The police had held several hours of talks with the man.

Discovery employees were evacuated from the building shortly after the incident began at about 1700 GMT.

The area around the building in Silver Spring, Maryland, was sealed off as police negotiated with the man. After several hours, police began to fear for the safety of the hostages, said Montgomery County Police Chief J Thomas Manger.

He said a man had entered the Discovery headquarters through the main entrance wearing what appeared to be "metallic canisters" on his clothes.

The man then pulled out a handgun and told everyone to remain still.

Image caption Discovery Channel headquarters is located in Silver Spring, Maryland, just outside Washington DC

Unnamed police officials quoted by the US media named the gunman as James Jay Lee, a man in his 40s known for protesting outside the building.

The US broadcaster NBC reported that one of their producers had a brief telephone conversation with the gunman while he was holding the hostages.

The man came on the line unexpectedly when the journalist called the Discovery Communications building to find out what was going on.

NBC reported that the gunman identified himself as James J Lee and said: "I have a gun and I have a bomb.
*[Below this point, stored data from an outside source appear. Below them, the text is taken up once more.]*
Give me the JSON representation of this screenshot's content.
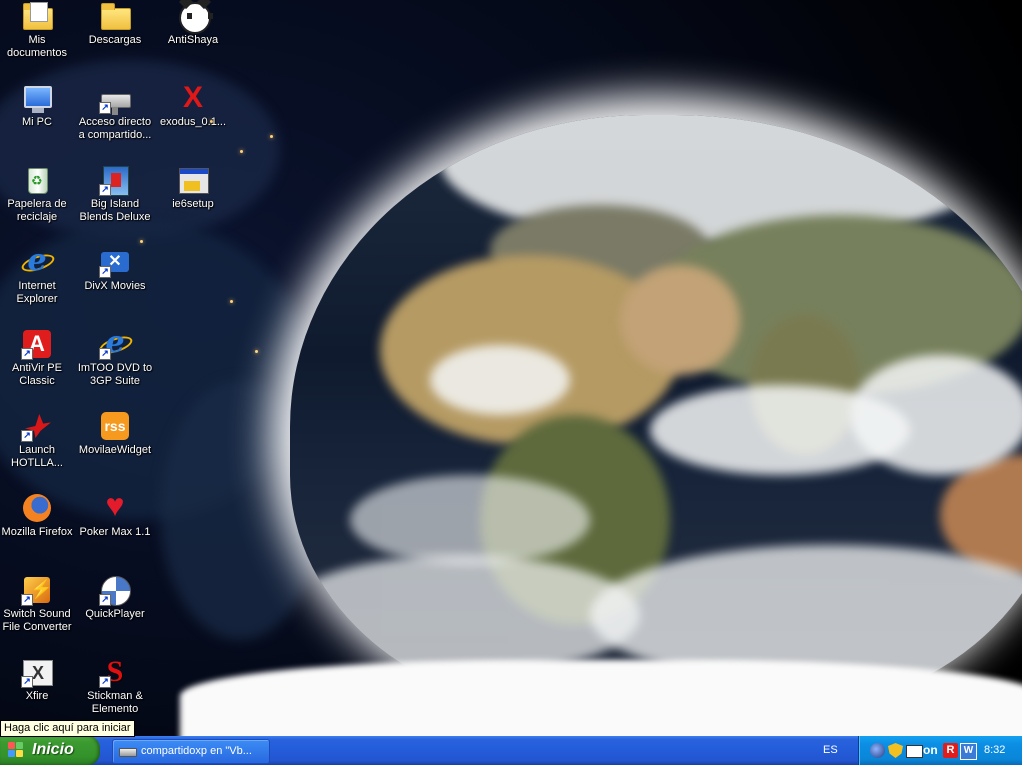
{
  "desktop": {
    "icons": [
      {
        "label": "Mis documentos",
        "icon": "my-documents-icon"
      },
      {
        "label": "Mi PC",
        "icon": "my-computer-icon"
      },
      {
        "label": "Papelera de reciclaje",
        "icon": "recycle-bin-icon"
      },
      {
        "label": "Internet Explorer",
        "icon": "internet-explorer-icon"
      },
      {
        "label": "AntiVir PE Classic",
        "icon": "avira-icon"
      },
      {
        "label": "Launch HOTLLA...",
        "icon": "hotline-icon"
      },
      {
        "label": "Mozilla Firefox",
        "icon": "firefox-icon"
      },
      {
        "label": "Switch Sound File Converter",
        "icon": "switch-sound-icon"
      },
      {
        "label": "Xfire",
        "icon": "xfire-icon"
      },
      {
        "label": "Descargas",
        "icon": "folder-icon"
      },
      {
        "label": "Acceso directo a compartido...",
        "icon": "network-drive-icon"
      },
      {
        "label": "Big Island Blends Deluxe",
        "icon": "big-island-icon"
      },
      {
        "label": "DivX Movies",
        "icon": "divx-icon"
      },
      {
        "label": "ImTOO DVD to 3GP Suite",
        "icon": "imtoo-icon"
      },
      {
        "label": "MovilaeWidget",
        "icon": "rss-icon"
      },
      {
        "label": "Poker Max 1.1",
        "icon": "heart-icon"
      },
      {
        "label": "QuickPlayer",
        "icon": "quickplayer-icon"
      },
      {
        "label": "Stickman & Elemento",
        "icon": "stickman-icon"
      },
      {
        "label": "AntiShaya",
        "icon": "cat-icon"
      },
      {
        "label": "exodus_0.1...",
        "icon": "exodus-icon"
      },
      {
        "label": "ie6setup",
        "icon": "setup-icon"
      }
    ]
  },
  "tooltip": {
    "text": "Haga clic aquí para iniciar"
  },
  "taskbar": {
    "start_label": "Inicio",
    "task_label": "compartidoxp en \"Vb...",
    "language": "ES",
    "tray_on_label": "on",
    "tray_avira_label": "R",
    "tray_w_label": "W",
    "clock": "8:32",
    "colors": {
      "taskbar": "#245edb",
      "start": "#3c9a31",
      "tray": "#0b8ee4"
    }
  }
}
I have several bombs strapped to my body ready to go off."


A man called James Lee of San Diego, California, was arrested outside Discovery's headquarters in 2008 after throwing thousands of dollars into the air in protest against the network, according to The Gazette, a local newspaper.

Mr Lee said he threw the money because Discovery's programming had little to do with saving the planet.

He reportedly was also the author of the website, where he demanded that the Discovery Channel broadcast programmes that would help "to save the planet".

A spokesman for Discovery Communications said the company had known the gunman before this incident but "not taken his threats or demands seriously".

Discovery Communications reaches 1.5bn subscribers in 180 countries through networks like Discovery Channel, Animal Planet, and the Science Channel.